Bay Leaf (Tejpatta)
Fresh or dried bay leaves are used in cooking for their distinctive flavor and fragrance. The leaves should be removed from the cooked food before eating. The leaves are often used to flavor soups, stews, braises and pâtés in Mediterranean cuisine and beans in Brazilian cuisine. The fresh leaves are very mild and do not develop their full flavor until several weeks after picking and drying.
The leaves contain about 1.3% essential oils (ol. lauri folii), consisting of 45% eucalyptol, 12% other terpenes, 8-12% terpinyl acetate, 3–4% sesquiterpenes, 3% methyleugenol, and other α- and β-pinenes, phellandrene, linalool, geraniol, and terpineol, contains lauric acid also.
Taste and aroma
If eaten whole, bay leaves (Laurus nobilis) are pungent and have a sharp, bitter taste. As with many spices and flavorings, the fragrance of the bay leaf is more noticeable than its taste. When dried, the fragrance is herbal, slightly floral, and somewhat similar to oregano and thyme. Myrcene, which is a component of many essential oils used in perfumery, can be extracted from the bay leaf. They also contain the essential oil eugenol.
In Indian and Pakistani cuisine, bay laurel leaves are sometimes used in place of Indian bay leaf, although they have a different flavor. They are most often used in rice dishes like biryani and as an ingredient in garam masala. Bay (laurel) leaves are frequently packaged as tejpatta (the Hindi term for Indian bay leaf), creating confusion between the two herbs.
In the Philippines, dried bay laurel leaves are added as a spice in the Filipino dish Adobo.

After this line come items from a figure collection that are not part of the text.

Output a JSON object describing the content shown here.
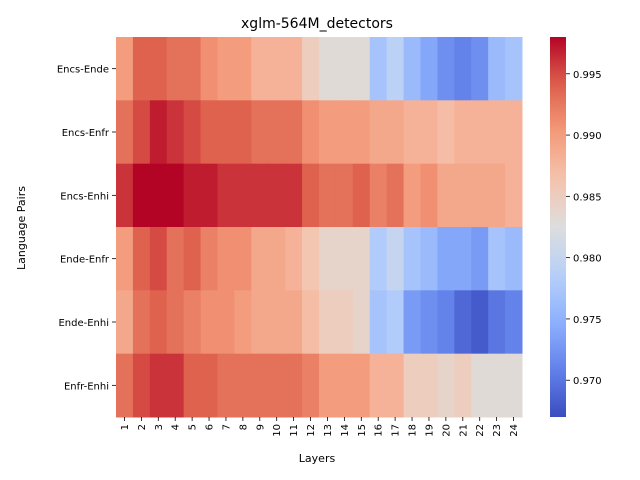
{
  "chart_data": {
    "type": "heatmap",
    "title": "xglm-564M_detectors",
    "xlabel": "Layers",
    "ylabel": "Language Pairs",
    "x_categories": [
      "1",
      "2",
      "3",
      "4",
      "5",
      "6",
      "7",
      "8",
      "9",
      "10",
      "11",
      "12",
      "13",
      "14",
      "15",
      "16",
      "17",
      "18",
      "19",
      "20",
      "21",
      "22",
      "23",
      "24"
    ],
    "y_categories": [
      "Encs-Ende",
      "Encs-Enfr",
      "Encs-Enhi",
      "Ende-Enfr",
      "Ende-Enhi",
      "Enfr-Enhi"
    ],
    "colormap": "coolwarm",
    "vmin": 0.967,
    "vmax": 0.998,
    "colorbar_ticks": [
      0.97,
      0.975,
      0.98,
      0.985,
      0.99,
      0.995
    ],
    "values": [
      [
        0.99,
        0.994,
        0.994,
        0.993,
        0.993,
        0.991,
        0.99,
        0.99,
        0.988,
        0.988,
        0.988,
        0.985,
        0.983,
        0.983,
        0.983,
        0.977,
        0.979,
        0.976,
        0.974,
        0.972,
        0.971,
        0.972,
        0.976,
        0.977
      ],
      [
        0.993,
        0.995,
        0.997,
        0.996,
        0.995,
        0.994,
        0.994,
        0.994,
        0.993,
        0.993,
        0.993,
        0.991,
        0.99,
        0.99,
        0.99,
        0.989,
        0.989,
        0.988,
        0.988,
        0.987,
        0.988,
        0.988,
        0.988,
        0.988
      ],
      [
        0.996,
        0.998,
        0.998,
        0.998,
        0.997,
        0.997,
        0.996,
        0.996,
        0.996,
        0.996,
        0.996,
        0.994,
        0.993,
        0.993,
        0.994,
        0.992,
        0.993,
        0.99,
        0.991,
        0.989,
        0.989,
        0.989,
        0.989,
        0.988
      ],
      [
        0.99,
        0.994,
        0.995,
        0.993,
        0.994,
        0.992,
        0.991,
        0.991,
        0.989,
        0.989,
        0.988,
        0.986,
        0.984,
        0.984,
        0.984,
        0.978,
        0.98,
        0.977,
        0.976,
        0.974,
        0.974,
        0.973,
        0.977,
        0.976
      ],
      [
        0.989,
        0.993,
        0.994,
        0.993,
        0.992,
        0.991,
        0.991,
        0.99,
        0.989,
        0.989,
        0.989,
        0.987,
        0.985,
        0.985,
        0.984,
        0.977,
        0.978,
        0.973,
        0.972,
        0.971,
        0.969,
        0.968,
        0.97,
        0.971
      ],
      [
        0.993,
        0.995,
        0.996,
        0.996,
        0.994,
        0.994,
        0.993,
        0.993,
        0.993,
        0.993,
        0.993,
        0.992,
        0.99,
        0.99,
        0.99,
        0.988,
        0.988,
        0.985,
        0.985,
        0.984,
        0.985,
        0.983,
        0.983,
        0.983
      ]
    ]
  }
}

Bay leaves were used for flavoring by the ancient Greeks. They are a fixture in the cooking of many European cuisines (particularly those of the Mediterranean), as well as in the Americas. They are used in soups, stews, meat, seafood, vegetable dishes, and sauces. The leaves also flavor many classic French dishes. The leaves are most often used whole (sometimes in a bouquet garni) and removed before serving (they can be abrasive in the digestive tract). Thai cuisine employs bay leaf (Thai name bai kra wan) in a few Arab-influenced dishes, notably massaman curry.
Bay leaves can also be crushed or ground before cooking. Crushed bay leaves impart more fragrance than whole leaves, but are more difficult to remove, and thus they are often used in a muslin bag or tea infuser. Ground bay laurel may be substituted for whole leaves, and does not need to be removed, but it is much stronger.
Bay leaves can also be used scattered in a pantry to repel meal moths, flies, cockroaches, mice, and silverfish.
Bay leaves have been used in entomology as the active ingredient in killing jars. The crushed, fresh, young leaves are put into the jar under a layer of paper. The vapors they release kill insects slowly but effectively, and keep the specimens relaxed and easy to mount. The leaves discourage the growth of molds. They are not effective for killing large beetles and similar specimens, but insects that have been killed in a cyanide killing jar can be transferred to a laurel jar to await mounting. It is not clear to what extent the effect is due to cyanide released by the crushed leaves, and to what extent other volatile products are responsible.